Cloud picturing.
Years ago when I was starting school, after our beginning lessons, we were sent into the play yard for our break period.
Our teacher, Mrs. Beresford, always encouraged us to look at the clouds in the sky, and to tell her all of the things the different shapes and movements suggested to us.
We found chariots, sailing ships caught in violent storms, clouds pushing and shoving each other and faces of people we had never met or didn’t want to meet.
Mrs. Beresford would listen to our descriptions of the things we had seen.
She would smile and say that our imagination would direct us in our adult life and if we ignored it we would be directed by other people.
We did not understand this at all, but Mrs. Beresford was a person all the children listened to and nodded their heads in agreement.
Mrs. Beresford always had a large cane rod leaning against the wall, to the right of the blackboard. She was very skilled at the application of this cane for any infringement of class discipline
It is a fond memory, of the school bullies whimpering before and after this applied discipline, and Mrs. Beresford giving them an extra two whacks for the whimpering behaviour.
Mrs. Beresford was harsh but a fair and a great teacher.
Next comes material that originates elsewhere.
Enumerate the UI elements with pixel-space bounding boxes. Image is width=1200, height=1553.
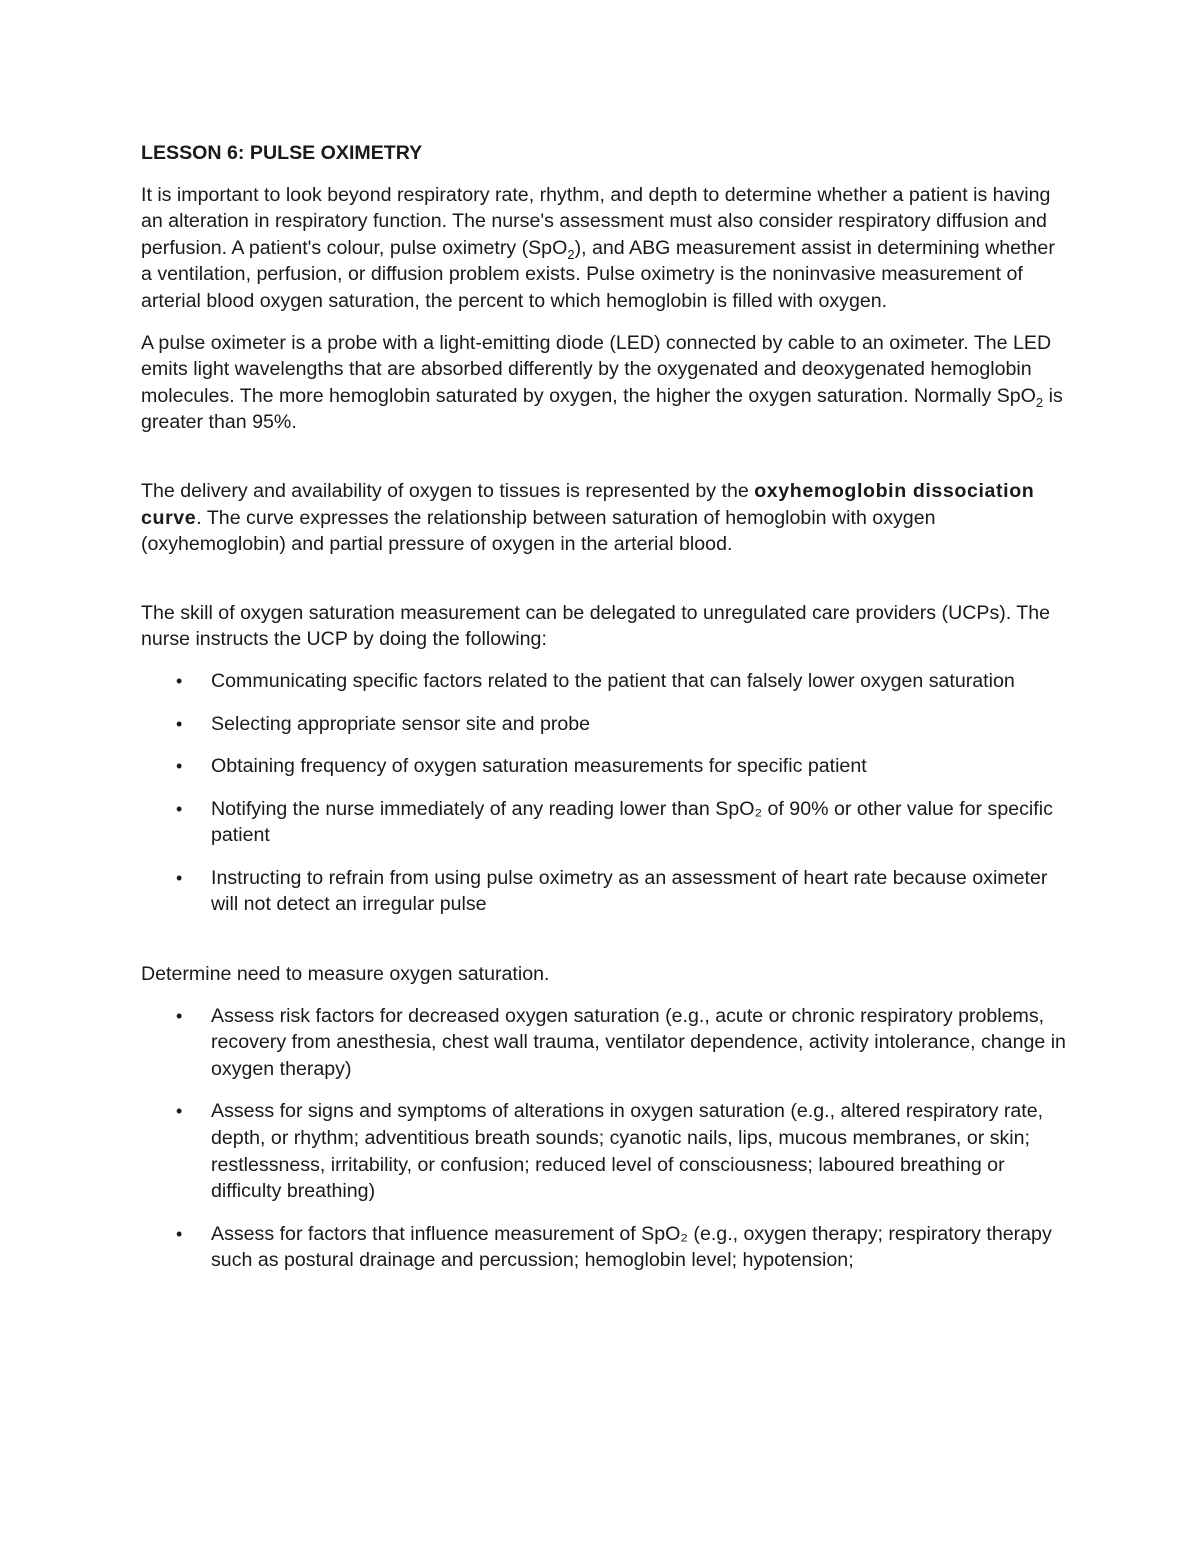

We are still grateful for the teaching effort she made and the many life lessons she taught us all.
I still do the cloud picturing she had us all so diligently do, but my adult picturing has slackened off from the imaginational abundance of my youth.
However, I had better increase my output, yesterday I thought I saw Mrs. Beresford hiding behind one of the clouds with what looked like a large cane rod.